I’m currently typing this from my bed where I’m eating an apple with the last bits of peanut butter scraped from a jar I bought last year, spicy pepperoni (purchased with the intent of making homemade pizza, which never happened) and Sour Patch Kids I bought for lunch from Staples earlier. Yes, for lunch, and yes from Staples, which low-key has an amazing candy selection. My laptop is about to die but I’m too content, frankly, to get up and find my charger. On my windowsill there are 3 empty cans of Polar seltzer, a glass of water, a few Beano tablets, and nail polish. My clothes I just changed out of are on the floor (and Jon’s are too, and so are the ones from yesterday, and the two days before that), as are two empty boxes from a Nordstrom order and the tissue paper that came with it (now ripped to shreds by Kaya and also littering the ground), a dog bone, shoes, and a heaping dirty clothes basket. The dresser is covered in receipts and money and keys and loose change and sunglasses and bobby pins and deodorant and cords. Always cords. And dust! So much f*cking dust.

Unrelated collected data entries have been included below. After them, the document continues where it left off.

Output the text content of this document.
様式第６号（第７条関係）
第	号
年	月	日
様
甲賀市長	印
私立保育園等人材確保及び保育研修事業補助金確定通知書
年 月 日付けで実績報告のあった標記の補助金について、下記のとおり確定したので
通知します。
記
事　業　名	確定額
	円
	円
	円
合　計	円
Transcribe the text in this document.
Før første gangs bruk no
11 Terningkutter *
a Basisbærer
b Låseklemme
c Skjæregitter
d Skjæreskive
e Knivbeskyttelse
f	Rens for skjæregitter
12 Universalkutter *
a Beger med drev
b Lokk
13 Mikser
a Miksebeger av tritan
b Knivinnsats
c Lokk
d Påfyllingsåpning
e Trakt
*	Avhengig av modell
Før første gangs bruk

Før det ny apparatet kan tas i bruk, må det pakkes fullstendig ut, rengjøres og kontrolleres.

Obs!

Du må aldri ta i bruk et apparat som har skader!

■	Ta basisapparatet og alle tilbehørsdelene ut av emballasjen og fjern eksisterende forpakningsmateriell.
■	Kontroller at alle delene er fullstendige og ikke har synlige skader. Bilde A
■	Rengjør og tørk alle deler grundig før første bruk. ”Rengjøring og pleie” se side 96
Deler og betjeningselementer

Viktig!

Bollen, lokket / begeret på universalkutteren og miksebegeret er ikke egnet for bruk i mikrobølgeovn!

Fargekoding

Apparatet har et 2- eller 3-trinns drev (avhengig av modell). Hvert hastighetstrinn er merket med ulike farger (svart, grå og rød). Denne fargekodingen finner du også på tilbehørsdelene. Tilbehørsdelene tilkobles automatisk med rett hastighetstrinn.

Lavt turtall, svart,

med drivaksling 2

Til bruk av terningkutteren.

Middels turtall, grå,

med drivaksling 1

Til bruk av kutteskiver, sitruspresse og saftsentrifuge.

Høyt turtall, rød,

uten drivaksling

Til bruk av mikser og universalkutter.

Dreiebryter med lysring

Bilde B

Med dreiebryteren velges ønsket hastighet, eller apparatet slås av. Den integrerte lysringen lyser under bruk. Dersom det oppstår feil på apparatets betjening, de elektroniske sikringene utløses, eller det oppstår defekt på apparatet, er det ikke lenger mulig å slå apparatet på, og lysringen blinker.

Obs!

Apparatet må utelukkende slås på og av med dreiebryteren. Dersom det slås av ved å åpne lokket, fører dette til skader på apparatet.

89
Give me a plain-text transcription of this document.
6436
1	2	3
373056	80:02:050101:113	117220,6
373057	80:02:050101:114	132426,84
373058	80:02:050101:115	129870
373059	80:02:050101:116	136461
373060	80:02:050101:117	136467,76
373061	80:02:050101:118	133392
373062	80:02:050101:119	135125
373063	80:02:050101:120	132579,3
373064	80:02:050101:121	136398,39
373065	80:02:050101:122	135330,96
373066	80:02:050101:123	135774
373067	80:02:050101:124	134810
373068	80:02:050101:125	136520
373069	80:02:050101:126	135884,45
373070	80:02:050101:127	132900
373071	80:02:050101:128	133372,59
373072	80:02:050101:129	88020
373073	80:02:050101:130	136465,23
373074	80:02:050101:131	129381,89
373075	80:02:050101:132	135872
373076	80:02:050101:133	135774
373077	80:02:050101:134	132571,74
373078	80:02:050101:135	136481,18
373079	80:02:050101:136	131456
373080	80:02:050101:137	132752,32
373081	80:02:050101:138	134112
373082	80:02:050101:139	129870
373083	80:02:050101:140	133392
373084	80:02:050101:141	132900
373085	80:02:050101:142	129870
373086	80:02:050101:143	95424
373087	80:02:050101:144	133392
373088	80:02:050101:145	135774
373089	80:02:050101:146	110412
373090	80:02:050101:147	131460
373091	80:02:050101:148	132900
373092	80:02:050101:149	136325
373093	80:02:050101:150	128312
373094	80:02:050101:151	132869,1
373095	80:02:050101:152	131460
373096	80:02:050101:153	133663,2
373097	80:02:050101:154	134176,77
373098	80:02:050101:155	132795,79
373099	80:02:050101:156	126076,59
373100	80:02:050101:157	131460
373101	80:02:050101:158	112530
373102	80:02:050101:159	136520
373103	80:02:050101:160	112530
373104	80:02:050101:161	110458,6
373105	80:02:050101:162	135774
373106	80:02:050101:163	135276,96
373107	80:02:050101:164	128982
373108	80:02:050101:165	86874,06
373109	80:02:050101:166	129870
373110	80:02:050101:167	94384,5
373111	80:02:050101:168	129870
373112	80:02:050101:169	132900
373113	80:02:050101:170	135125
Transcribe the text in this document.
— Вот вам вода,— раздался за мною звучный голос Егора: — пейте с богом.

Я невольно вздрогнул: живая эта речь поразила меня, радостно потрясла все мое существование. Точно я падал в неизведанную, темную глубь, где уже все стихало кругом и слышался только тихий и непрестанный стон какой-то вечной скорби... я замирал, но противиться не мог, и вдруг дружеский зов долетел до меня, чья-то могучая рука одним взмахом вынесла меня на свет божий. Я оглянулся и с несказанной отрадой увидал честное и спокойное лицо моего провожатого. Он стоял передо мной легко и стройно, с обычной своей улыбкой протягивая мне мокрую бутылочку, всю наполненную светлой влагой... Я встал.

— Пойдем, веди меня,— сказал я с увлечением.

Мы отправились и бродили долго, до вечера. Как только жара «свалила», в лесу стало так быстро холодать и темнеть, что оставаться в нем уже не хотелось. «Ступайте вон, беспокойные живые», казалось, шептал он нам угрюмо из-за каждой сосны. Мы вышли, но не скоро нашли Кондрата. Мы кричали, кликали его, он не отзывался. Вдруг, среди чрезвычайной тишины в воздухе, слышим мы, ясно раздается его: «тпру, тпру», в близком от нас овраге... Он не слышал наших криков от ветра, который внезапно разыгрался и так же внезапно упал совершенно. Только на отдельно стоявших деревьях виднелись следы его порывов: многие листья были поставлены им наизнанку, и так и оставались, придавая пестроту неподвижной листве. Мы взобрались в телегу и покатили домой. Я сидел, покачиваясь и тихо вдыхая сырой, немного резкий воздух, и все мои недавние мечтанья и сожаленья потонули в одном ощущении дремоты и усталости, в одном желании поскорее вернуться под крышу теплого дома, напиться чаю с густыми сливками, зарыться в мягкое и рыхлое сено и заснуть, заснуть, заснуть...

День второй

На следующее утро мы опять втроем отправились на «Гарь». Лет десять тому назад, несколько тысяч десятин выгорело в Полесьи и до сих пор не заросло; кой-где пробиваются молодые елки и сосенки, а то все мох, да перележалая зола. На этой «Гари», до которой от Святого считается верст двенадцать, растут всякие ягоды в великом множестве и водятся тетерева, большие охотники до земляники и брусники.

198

And to even tell you that feels like part of the problem. I’m attempting to convince you of my imperfections. Because in fact, if you actually knew me, I wouldn’t have to convince you of it at all (and I definitely wouldn’t have to convince you that that was my dinner tonight). Because of course I’m a human being with a house and life in shambles some (most?) days. But anyone who’s experienced actual pain, actual grief, or actual ecstasy, knows that in fact, being a human has nothing to do with the state of your house at all.

That’s the nature of this relationship, of this virtual world today. It’s a depiction, and the access is inherently limited, as well as inherently curated. And although I feel like I’m trying to be discernible about the difference between my ideal world and reality, I am terrified of the idea that I’m failing at that. I refuse to be the “crazy, random, scatterbrained blogger with, like, a charger in the wall because #reallife.” If that’s real life, then we’re living in a trite, pathetic fairy tale that no one is even watching because, BOR-ing.

Anyway, on the days I can’t seem to sort through it all; on the days I don’t feel proud to be a “blogger” or “influencer,” the best medicine is the same stuff it’s always been. It’s spending IRL time with people who just plain get it. People for whom effortlessness is actually effortless, and reality is real; for whom relationships are hard, parenting is exhausting, money can be a struggle; for whom trying takes work. But far and above even that, people for whom life is about laughing (at themselves and others), reflecting (looking inward), learning (looking outward) and connecting (through honesty). I love an aesthetically-beautiful room or a pretty outfit as much as the next person (I clearly do, and I clearly care), but it’s separate from joy, separate from love, separate from humanity. It needs to be separate, for the sake of everyone’s sanity here.

Anyway, I take comfort in the fact that my world can have and be both. I can strive to have a clean, curated house, and I can also know that it doesn’t actually matter one bit. There is way too much else out there. And all my favorite people on earth know that, too.

The other night, I was taking a “walk” (loose term; we stopped every two minutes to pet cats, collect pine cones, and look at leaves) with my almost-four-year-old nephew, and at one point he stopped and said, “Look how pretty the sky looks over there Aunt Sarah.” And besides obviously going weak in the knees, I felt such warmth inside over his little profound statement. That’s what being a human is—getting to stop and look up at the sky together, with our hands full of sticky, sappy pine cones. Even four-year-olds get it.